Getting a PCM UDP stream out of a Windows virtual audio device:

In VAC, make cable 1, then make it the default audio device in mmsys.cpl.

On the receiving host, run something to the effect of

nc -n -u -vvv -l -p $receiveport | aplay --buffer-size=1024

Though obviously we're not too picky. Anything that can understand a wave header will do. aplay is simplest in my case. Normal Linux desktop or N900 users might want to use pacat instead of aplay.

On the sending (Windows) host, run something to the effect of

sox --buffer=1024 -t waveaudio 1 -t wav - | nc -u $receivehost $receiveport

Getting a PCM UDP stream into a Windows virtual audio device:

If you want a separate (non-echoing) device for a microphone, make VAC cable 2, then make it the default communications device in mmsys.cpl.

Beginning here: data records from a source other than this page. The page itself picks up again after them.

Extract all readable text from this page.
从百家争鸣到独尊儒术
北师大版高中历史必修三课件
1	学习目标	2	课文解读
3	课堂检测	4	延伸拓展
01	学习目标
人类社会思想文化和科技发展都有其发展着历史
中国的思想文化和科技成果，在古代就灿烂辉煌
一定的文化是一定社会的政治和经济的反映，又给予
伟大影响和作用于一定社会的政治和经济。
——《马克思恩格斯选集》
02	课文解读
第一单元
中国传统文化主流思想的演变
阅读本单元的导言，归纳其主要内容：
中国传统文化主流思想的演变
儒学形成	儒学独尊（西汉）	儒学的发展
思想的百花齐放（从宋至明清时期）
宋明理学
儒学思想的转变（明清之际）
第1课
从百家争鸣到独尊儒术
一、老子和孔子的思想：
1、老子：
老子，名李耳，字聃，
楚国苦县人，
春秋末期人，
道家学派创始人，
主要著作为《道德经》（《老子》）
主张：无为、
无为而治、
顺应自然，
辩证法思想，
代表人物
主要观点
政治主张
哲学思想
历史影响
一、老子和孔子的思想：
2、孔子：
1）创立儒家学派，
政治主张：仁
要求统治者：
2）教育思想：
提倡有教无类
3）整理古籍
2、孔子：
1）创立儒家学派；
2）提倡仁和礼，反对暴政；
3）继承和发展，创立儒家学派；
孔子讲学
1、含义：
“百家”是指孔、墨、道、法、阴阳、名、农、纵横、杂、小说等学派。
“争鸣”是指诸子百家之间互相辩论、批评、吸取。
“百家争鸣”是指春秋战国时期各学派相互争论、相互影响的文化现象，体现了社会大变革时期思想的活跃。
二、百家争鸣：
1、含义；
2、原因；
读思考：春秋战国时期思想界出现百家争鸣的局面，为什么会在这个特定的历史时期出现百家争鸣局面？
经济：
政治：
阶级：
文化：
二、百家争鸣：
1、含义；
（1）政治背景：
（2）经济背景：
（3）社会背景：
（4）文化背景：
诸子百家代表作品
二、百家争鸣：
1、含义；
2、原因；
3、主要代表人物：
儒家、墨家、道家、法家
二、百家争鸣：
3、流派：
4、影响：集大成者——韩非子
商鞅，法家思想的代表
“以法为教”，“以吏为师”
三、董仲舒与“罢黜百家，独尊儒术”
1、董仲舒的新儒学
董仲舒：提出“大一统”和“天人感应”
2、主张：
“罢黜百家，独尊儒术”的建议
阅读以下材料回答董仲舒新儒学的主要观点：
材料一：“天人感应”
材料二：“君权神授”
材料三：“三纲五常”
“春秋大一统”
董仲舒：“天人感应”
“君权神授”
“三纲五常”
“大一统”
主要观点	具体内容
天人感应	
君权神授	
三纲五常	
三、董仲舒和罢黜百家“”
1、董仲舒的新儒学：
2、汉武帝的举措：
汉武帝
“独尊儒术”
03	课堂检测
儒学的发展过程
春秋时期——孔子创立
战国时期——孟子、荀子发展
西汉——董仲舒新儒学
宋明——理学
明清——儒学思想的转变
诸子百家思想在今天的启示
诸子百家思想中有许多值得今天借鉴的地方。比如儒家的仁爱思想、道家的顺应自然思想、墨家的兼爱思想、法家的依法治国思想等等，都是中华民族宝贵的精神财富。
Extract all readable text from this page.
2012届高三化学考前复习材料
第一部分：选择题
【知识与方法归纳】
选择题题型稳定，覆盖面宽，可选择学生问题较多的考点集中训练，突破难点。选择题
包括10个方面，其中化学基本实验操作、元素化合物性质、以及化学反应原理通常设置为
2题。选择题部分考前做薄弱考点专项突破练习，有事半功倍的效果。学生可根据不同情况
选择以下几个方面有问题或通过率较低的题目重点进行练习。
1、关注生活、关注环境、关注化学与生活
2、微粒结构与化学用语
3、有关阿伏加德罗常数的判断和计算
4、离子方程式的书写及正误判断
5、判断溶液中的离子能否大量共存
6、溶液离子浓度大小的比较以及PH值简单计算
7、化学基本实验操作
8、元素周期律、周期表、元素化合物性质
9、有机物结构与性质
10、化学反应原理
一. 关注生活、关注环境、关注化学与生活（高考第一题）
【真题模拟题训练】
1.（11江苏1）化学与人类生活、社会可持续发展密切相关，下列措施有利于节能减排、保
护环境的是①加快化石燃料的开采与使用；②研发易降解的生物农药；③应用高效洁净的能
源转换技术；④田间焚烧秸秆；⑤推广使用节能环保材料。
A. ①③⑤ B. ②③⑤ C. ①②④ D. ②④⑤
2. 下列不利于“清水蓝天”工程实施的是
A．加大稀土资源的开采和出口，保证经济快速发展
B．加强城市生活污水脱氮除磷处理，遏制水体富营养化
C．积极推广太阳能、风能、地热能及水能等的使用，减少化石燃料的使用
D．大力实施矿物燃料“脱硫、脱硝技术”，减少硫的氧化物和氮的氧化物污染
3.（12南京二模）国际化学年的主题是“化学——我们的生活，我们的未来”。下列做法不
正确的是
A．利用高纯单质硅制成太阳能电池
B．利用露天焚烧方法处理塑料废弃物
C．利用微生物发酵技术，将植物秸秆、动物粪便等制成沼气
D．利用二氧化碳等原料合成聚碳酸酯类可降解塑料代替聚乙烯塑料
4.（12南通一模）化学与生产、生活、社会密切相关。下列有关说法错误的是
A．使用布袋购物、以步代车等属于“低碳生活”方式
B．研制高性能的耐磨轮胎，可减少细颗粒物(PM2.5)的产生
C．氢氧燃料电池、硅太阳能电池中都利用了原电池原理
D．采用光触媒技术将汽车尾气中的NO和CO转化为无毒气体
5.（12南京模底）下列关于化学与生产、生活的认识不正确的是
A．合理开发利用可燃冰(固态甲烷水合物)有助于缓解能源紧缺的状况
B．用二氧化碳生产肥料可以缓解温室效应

On the receiving (Windows) host, run something to the effect of

nc -n -u -vvv -L -p $sendport | sox --buffer=2048 -t wav - -t waveaudio 1

On the sending host, run something to the effect of

arecord --buffer-size=2048 --verbose -f cd - | nc -u $sendhost $sendport

Additional notes

After three hours, static (from Windows) or silence (to Windows) arises instead of the PCM stream expected. I assume this is due to some addressing limit in 32-bit SoX. A 64-bit version should probably be tested.

This was done on Windows 7. The core concepts should work fine on other versions, though the details of making separate device defaults for playback and recording will presumably be different.

The SoX documentation's claim that -t waveaudio can match device names did not pan out for me, so I had to work out their index number by hand. They start from 0. In my case, it's 1.

Restarting any part of this sox/netcat/netcat/alsa chain requires restarting everything in order, since that wave header is critical. You can probably make the network half of this a bit more dynamic by manually specifying a raw PCM format on both ends rather than relying on the wave header, but you'd have to be careful to match the VAC settings in order to avoid introducing resampling latency.

To make your life easier you might want to wrap the listening netcats in while sleep 1; do ; done

Windows sometimes does something horrible to TCP buffering; if you value latency, use UDP wherever practical. Raw PCM over UDP obviously has some concerns; in heavy traffic it does not compete for bandwidth the way TCP does, does not degrade to lower quality, and is difficult to secure. You can use traffic shaping, encoding to voice codec, and/or DTLS to solve these problems. On the plus side, dropped UDP packets do not seem to cause any sample framing/alignment problems.